In a marriage, retirement plans typically represent the largest segment of many couples’ financial portfolio. A retirement plan is significantly more important than property or assets because this money will be used to pay bills and buy food during elderly years. For many divorcing couples, the division of 401(k) and pension plans is of paramount importance. An important question is whether the entire asset is marital, meaning it is subject to equal division, or whether a part of it belongs to only one spouse, meaning it is separate property and non marital. The correct answer to this question is often worth large sums of money.

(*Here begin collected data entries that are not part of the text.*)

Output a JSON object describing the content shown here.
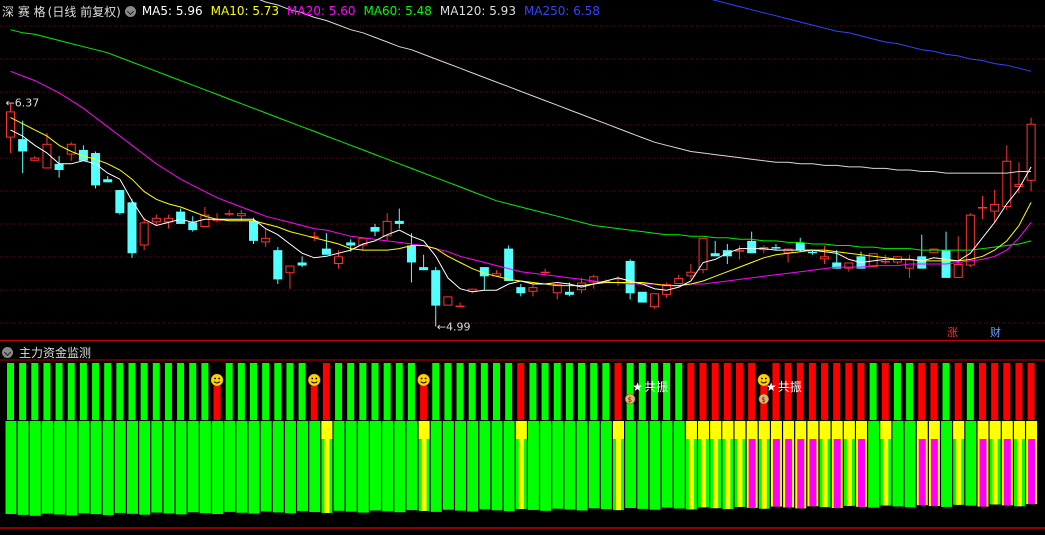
{
  "header": {
    "stock_name": "深 赛 格",
    "period_label": "(日线 前复权)",
    "ma5": {
      "label": "MA5:",
      "value": "5.96",
      "color": "#ffffff"
    },
    "ma10": {
      "label": "MA10:",
      "value": "5.73",
      "color": "#ffff00"
    },
    "ma20": {
      "label": "MA20:",
      "value": "5.60",
      "color": "#ff00ff"
    },
    "ma60": {
      "label": "MA60:",
      "value": "5.48",
      "color": "#00ff00"
    },
    "ma120": {
      "label": "MA120:",
      "value": "5.93",
      "color": "#dddddd"
    },
    "ma250": {
      "label": "MA250:",
      "value": "6.58",
      "color": "#3344ff"
    }
  },
  "price_annotations": {
    "high_label": "6.37",
    "low_label": "4.99"
  },
  "markers": {
    "zhang": "涨",
    "cai": "财"
  },
  "sub_panel": {
    "title": "主力资金监测",
    "resonance_label": "共振"
  },
  "colors": {
    "up": "#ff3232",
    "down": "#54ffff",
    "grid": "#7a0000",
    "panel_border": "#c00000",
    "green_bar": "#00ff00",
    "red_bar": "#ff0000",
    "yellow_bar": "#ffff00",
    "magenta_bar": "#ff00ff"
  },
  "chart_data": {
    "type": "candlestick",
    "ylim": [
      4.85,
      6.9
    ],
    "candles": [
      [
        6.15,
        6.37,
        6.05,
        6.32
      ],
      [
        6.14,
        6.26,
        5.92,
        6.06
      ],
      [
        6.0,
        6.03,
        6.0,
        6.02
      ],
      [
        5.95,
        6.18,
        5.95,
        6.11
      ],
      [
        5.98,
        6.03,
        5.89,
        5.94
      ],
      [
        6.04,
        6.12,
        6.0,
        6.11
      ],
      [
        6.07,
        6.1,
        6.0,
        6.0
      ],
      [
        6.05,
        6.06,
        5.82,
        5.84
      ],
      [
        5.88,
        5.9,
        5.86,
        5.86
      ],
      [
        5.81,
        5.81,
        5.65,
        5.66
      ],
      [
        5.73,
        5.75,
        5.37,
        5.4
      ],
      [
        5.45,
        5.63,
        5.42,
        5.6
      ],
      [
        5.6,
        5.65,
        5.58,
        5.63
      ],
      [
        5.6,
        5.65,
        5.56,
        5.63
      ],
      [
        5.67,
        5.69,
        5.59,
        5.59
      ],
      [
        5.6,
        5.64,
        5.54,
        5.55
      ],
      [
        5.57,
        5.7,
        5.57,
        5.65
      ],
      [
        5.62,
        5.66,
        5.6,
        5.62
      ],
      [
        5.65,
        5.68,
        5.64,
        5.66
      ],
      [
        5.64,
        5.68,
        5.61,
        5.66
      ],
      [
        5.61,
        5.63,
        5.46,
        5.48
      ],
      [
        5.47,
        5.56,
        5.44,
        5.5
      ],
      [
        5.42,
        5.44,
        5.2,
        5.23
      ],
      [
        5.27,
        5.3,
        5.17,
        5.32
      ],
      [
        5.34,
        5.38,
        5.31,
        5.32
      ],
      [
        5.5,
        5.54,
        5.48,
        5.51
      ],
      [
        5.43,
        5.53,
        5.39,
        5.39
      ],
      [
        5.33,
        5.42,
        5.3,
        5.38
      ],
      [
        5.47,
        5.49,
        5.41,
        5.45
      ],
      [
        5.45,
        5.5,
        5.42,
        5.5
      ],
      [
        5.57,
        5.59,
        5.51,
        5.54
      ],
      [
        5.51,
        5.66,
        5.48,
        5.61
      ],
      [
        5.61,
        5.69,
        5.56,
        5.59
      ],
      [
        5.45,
        5.53,
        5.21,
        5.34
      ],
      [
        5.31,
        5.39,
        5.29,
        5.29
      ],
      [
        5.29,
        5.31,
        4.99,
        5.06
      ],
      [
        5.06,
        5.07,
        5.07,
        5.12
      ],
      [
        5.06,
        5.08,
        5.05,
        5.06
      ],
      [
        5.15,
        5.17,
        5.14,
        5.17
      ],
      [
        5.31,
        5.31,
        5.16,
        5.25
      ],
      [
        5.25,
        5.29,
        5.25,
        5.27
      ],
      [
        5.43,
        5.45,
        5.22,
        5.22
      ],
      [
        5.18,
        5.2,
        5.12,
        5.14
      ],
      [
        5.15,
        5.2,
        5.12,
        5.18
      ],
      [
        5.28,
        5.3,
        5.26,
        5.28
      ],
      [
        5.14,
        5.2,
        5.1,
        5.2
      ],
      [
        5.15,
        5.21,
        5.12,
        5.13
      ],
      [
        5.16,
        5.24,
        5.14,
        5.21
      ],
      [
        5.21,
        5.26,
        5.17,
        5.25
      ],
      [
        5.22,
        5.23,
        5.22,
        5.22
      ],
      [
        5.23,
        5.25,
        5.19,
        5.24
      ],
      [
        5.35,
        5.36,
        5.1,
        5.14
      ],
      [
        5.15,
        5.14,
        5.08,
        5.08
      ],
      [
        5.05,
        5.14,
        5.04,
        5.14
      ],
      [
        5.13,
        5.21,
        5.11,
        5.2
      ],
      [
        5.2,
        5.26,
        5.2,
        5.24
      ],
      [
        5.25,
        5.33,
        5.23,
        5.28
      ],
      [
        5.29,
        5.5,
        5.27,
        5.5
      ],
      [
        5.4,
        5.48,
        5.38,
        5.38
      ],
      [
        5.42,
        5.46,
        5.33,
        5.38
      ],
      [
        5.41,
        5.45,
        5.36,
        5.42
      ],
      [
        5.48,
        5.54,
        5.4,
        5.4
      ],
      [
        5.42,
        5.45,
        5.4,
        5.44
      ],
      [
        5.44,
        5.46,
        5.42,
        5.43
      ],
      [
        5.4,
        5.43,
        5.34,
        5.43
      ],
      [
        5.47,
        5.5,
        5.41,
        5.42
      ],
      [
        5.41,
        5.42,
        5.39,
        5.4
      ],
      [
        5.36,
        5.45,
        5.33,
        5.38
      ],
      [
        5.34,
        5.42,
        5.3,
        5.3
      ],
      [
        5.3,
        5.34,
        5.28,
        5.34
      ],
      [
        5.38,
        5.41,
        5.3,
        5.3
      ],
      [
        5.31,
        5.4,
        5.32,
        5.4
      ],
      [
        5.34,
        5.39,
        5.33,
        5.35
      ],
      [
        5.34,
        5.38,
        5.33,
        5.38
      ],
      [
        5.3,
        5.39,
        5.24,
        5.36
      ],
      [
        5.38,
        5.52,
        5.3,
        5.3
      ],
      [
        5.4,
        5.43,
        5.4,
        5.43
      ],
      [
        5.42,
        5.54,
        5.24,
        5.24
      ],
      [
        5.24,
        5.51,
        5.24,
        5.33
      ],
      [
        5.32,
        5.66,
        5.31,
        5.65
      ],
      [
        5.69,
        5.77,
        5.62,
        5.7
      ],
      [
        5.67,
        5.81,
        5.6,
        5.72
      ],
      [
        5.7,
        6.1,
        5.68,
        6.0
      ],
      [
        5.83,
        5.99,
        5.79,
        5.85
      ],
      [
        5.87,
        6.28,
        5.8,
        6.24
      ]
    ],
    "ma5": [
      6.2,
      6.16,
      6.1,
      6.05,
      5.98,
      5.98,
      6.0,
      5.98,
      5.92,
      5.88,
      5.74,
      5.62,
      5.58,
      5.6,
      5.62,
      5.6,
      5.62,
      5.62,
      5.62,
      5.62,
      5.62,
      5.56,
      5.52,
      5.46,
      5.4,
      5.37,
      5.38,
      5.4,
      5.42,
      5.46,
      5.48,
      5.52,
      5.55,
      5.51,
      5.48,
      5.38,
      5.24,
      5.17,
      5.15,
      5.16,
      5.16,
      5.2,
      5.22,
      5.2,
      5.2,
      5.21,
      5.2,
      5.18,
      5.2,
      5.22,
      5.24,
      5.22,
      5.2,
      5.17,
      5.16,
      5.18,
      5.22,
      5.34,
      5.36,
      5.4,
      5.43,
      5.43,
      5.43,
      5.42,
      5.42,
      5.42,
      5.42,
      5.41,
      5.4,
      5.36,
      5.34,
      5.35,
      5.36,
      5.36,
      5.36,
      5.35,
      5.37,
      5.36,
      5.35,
      5.4,
      5.5,
      5.6,
      5.72,
      5.82,
      5.96
    ],
    "ma10": [
      6.28,
      6.24,
      6.2,
      6.16,
      6.1,
      6.06,
      6.03,
      6.01,
      5.98,
      5.94,
      5.88,
      5.8,
      5.75,
      5.72,
      5.7,
      5.67,
      5.64,
      5.62,
      5.61,
      5.61,
      5.61,
      5.59,
      5.57,
      5.54,
      5.52,
      5.5,
      5.48,
      5.46,
      5.43,
      5.42,
      5.42,
      5.42,
      5.43,
      5.45,
      5.45,
      5.43,
      5.38,
      5.34,
      5.3,
      5.27,
      5.25,
      5.23,
      5.22,
      5.21,
      5.2,
      5.19,
      5.19,
      5.19,
      5.2,
      5.21,
      5.21,
      5.21,
      5.21,
      5.2,
      5.19,
      5.19,
      5.2,
      5.22,
      5.25,
      5.28,
      5.31,
      5.34,
      5.37,
      5.39,
      5.4,
      5.41,
      5.42,
      5.42,
      5.41,
      5.4,
      5.39,
      5.38,
      5.37,
      5.36,
      5.36,
      5.35,
      5.35,
      5.35,
      5.35,
      5.36,
      5.38,
      5.42,
      5.48,
      5.58,
      5.73
    ],
    "ma20": [
      6.58,
      6.55,
      6.52,
      6.48,
      6.44,
      6.39,
      6.34,
      6.28,
      6.22,
      6.16,
      6.1,
      6.04,
      5.98,
      5.93,
      5.88,
      5.84,
      5.8,
      5.76,
      5.73,
      5.7,
      5.67,
      5.64,
      5.62,
      5.6,
      5.58,
      5.56,
      5.55,
      5.53,
      5.51,
      5.5,
      5.49,
      5.48,
      5.47,
      5.46,
      5.45,
      5.43,
      5.41,
      5.38,
      5.36,
      5.34,
      5.32,
      5.3,
      5.28,
      5.27,
      5.26,
      5.25,
      5.24,
      5.23,
      5.22,
      5.21,
      5.21,
      5.2,
      5.2,
      5.2,
      5.19,
      5.19,
      5.2,
      5.2,
      5.21,
      5.22,
      5.23,
      5.24,
      5.25,
      5.26,
      5.27,
      5.28,
      5.29,
      5.3,
      5.31,
      5.31,
      5.31,
      5.32,
      5.32,
      5.32,
      5.33,
      5.33,
      5.33,
      5.33,
      5.34,
      5.35,
      5.36,
      5.38,
      5.42,
      5.5,
      5.6
    ],
    "ma60": [
      6.85,
      6.83,
      6.82,
      6.8,
      6.78,
      6.76,
      6.74,
      6.72,
      6.7,
      6.67,
      6.64,
      6.61,
      6.58,
      6.55,
      6.52,
      6.49,
      6.46,
      6.43,
      6.4,
      6.37,
      6.34,
      6.31,
      6.28,
      6.25,
      6.22,
      6.19,
      6.16,
      6.13,
      6.1,
      6.07,
      6.04,
      6.01,
      5.98,
      5.95,
      5.92,
      5.89,
      5.86,
      5.83,
      5.8,
      5.77,
      5.74,
      5.72,
      5.7,
      5.68,
      5.66,
      5.64,
      5.62,
      5.6,
      5.58,
      5.57,
      5.56,
      5.55,
      5.54,
      5.53,
      5.52,
      5.52,
      5.51,
      5.51,
      5.5,
      5.5,
      5.49,
      5.49,
      5.48,
      5.48,
      5.47,
      5.47,
      5.46,
      5.46,
      5.45,
      5.45,
      5.44,
      5.44,
      5.43,
      5.43,
      5.43,
      5.42,
      5.42,
      5.42,
      5.42,
      5.42,
      5.43,
      5.44,
      5.45,
      5.46,
      5.48
    ],
    "ma120": [
      7.55,
      7.52,
      7.5,
      7.47,
      7.45,
      7.42,
      7.4,
      7.38,
      7.35,
      7.33,
      7.3,
      7.28,
      7.26,
      7.23,
      7.21,
      7.18,
      7.16,
      7.13,
      7.11,
      7.08,
      7.06,
      7.03,
      7.01,
      6.98,
      6.96,
      6.93,
      6.91,
      6.88,
      6.85,
      6.83,
      6.8,
      6.77,
      6.74,
      6.72,
      6.69,
      6.66,
      6.63,
      6.6,
      6.57,
      6.54,
      6.51,
      6.48,
      6.45,
      6.42,
      6.39,
      6.36,
      6.33,
      6.3,
      6.27,
      6.24,
      6.21,
      6.18,
      6.15,
      6.12,
      6.1,
      6.08,
      6.06,
      6.05,
      6.04,
      6.03,
      6.02,
      6.01,
      6.0,
      5.99,
      5.99,
      5.98,
      5.98,
      5.97,
      5.97,
      5.96,
      5.96,
      5.95,
      5.95,
      5.94,
      5.94,
      5.93,
      5.93,
      5.92,
      5.92,
      5.92,
      5.92,
      5.92,
      5.92,
      5.93,
      5.93
    ],
    "ma250": [
      8.55,
      8.54,
      8.52,
      8.51,
      8.49,
      8.47,
      8.46,
      8.44,
      8.42,
      8.4,
      8.38,
      8.36,
      8.34,
      8.31,
      8.29,
      8.27,
      8.24,
      8.22,
      8.19,
      8.16,
      8.14,
      8.11,
      8.08,
      8.05,
      8.02,
      7.99,
      7.96,
      7.93,
      7.9,
      7.87,
      7.84,
      7.81,
      7.78,
      7.75,
      7.72,
      7.69,
      7.66,
      7.63,
      7.6,
      7.57,
      7.54,
      7.51,
      7.48,
      7.45,
      7.42,
      7.39,
      7.36,
      7.33,
      7.3,
      7.27,
      7.24,
      7.21,
      7.18,
      7.15,
      7.12,
      7.1,
      7.08,
      7.06,
      7.04,
      7.02,
      7.0,
      6.98,
      6.96,
      6.94,
      6.92,
      6.9,
      6.88,
      6.86,
      6.84,
      6.83,
      6.81,
      6.79,
      6.77,
      6.76,
      6.74,
      6.72,
      6.71,
      6.69,
      6.68,
      6.66,
      6.65,
      6.63,
      6.62,
      6.6,
      6.58
    ]
  },
  "money_flow": {
    "bars": [
      "g",
      "g",
      "g",
      "g",
      "g",
      "g",
      "g",
      "g",
      "g",
      "g",
      "g",
      "g",
      "g",
      "g",
      "g",
      "g",
      "g",
      "g",
      "g",
      "g",
      "g",
      "g",
      "g",
      "g",
      "g",
      "g",
      "y",
      "g",
      "g",
      "g",
      "g",
      "g",
      "g",
      "g",
      "y",
      "g",
      "g",
      "g",
      "g",
      "g",
      "g",
      "g",
      "y",
      "g",
      "g",
      "g",
      "g",
      "g",
      "g",
      "g",
      "y",
      "g",
      "g",
      "g",
      "g",
      "g",
      "y",
      "y",
      "y",
      "y",
      "y",
      "m",
      "y",
      "m",
      "m",
      "m",
      "m",
      "y",
      "m",
      "y",
      "m",
      "g",
      "y",
      "g",
      "g",
      "m",
      "m",
      "g",
      "y",
      "g",
      "m",
      "y",
      "m",
      "y",
      "m"
    ],
    "smiley_bars": [
      17,
      25,
      34,
      62
    ],
    "resonance_bars": [
      51,
      62
    ],
    "zhang_bar": 80,
    "cai_bar": 83
  }
}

By thoroughly listening to our clients’ concerns and carefully examining their finances, we can develop an effective, creative solution to even the most complex concerns. Retirement plans can become complex for multiple reasons, including deferred compensation, plans with numerous employers and marital versus nonmarital contribution disputes. At Battisti & Ansbro we have the legal knowledge and acumen necessary to guide our clients through these complex matters, and help them make decisions that will secure their financial future.
Dividing A 401(K) or Pension Plan
Retirement plans can mean different things to different couples, including:
- Pension plans
- Profit-sharing plans
- Stock options
- Roth IRAs
In order to avoid tax consequences, your lawyer will need to divide the retirement plans into two separate accounts. This process is completed through the use of a Qualified Domestic Relations Order (QDRO).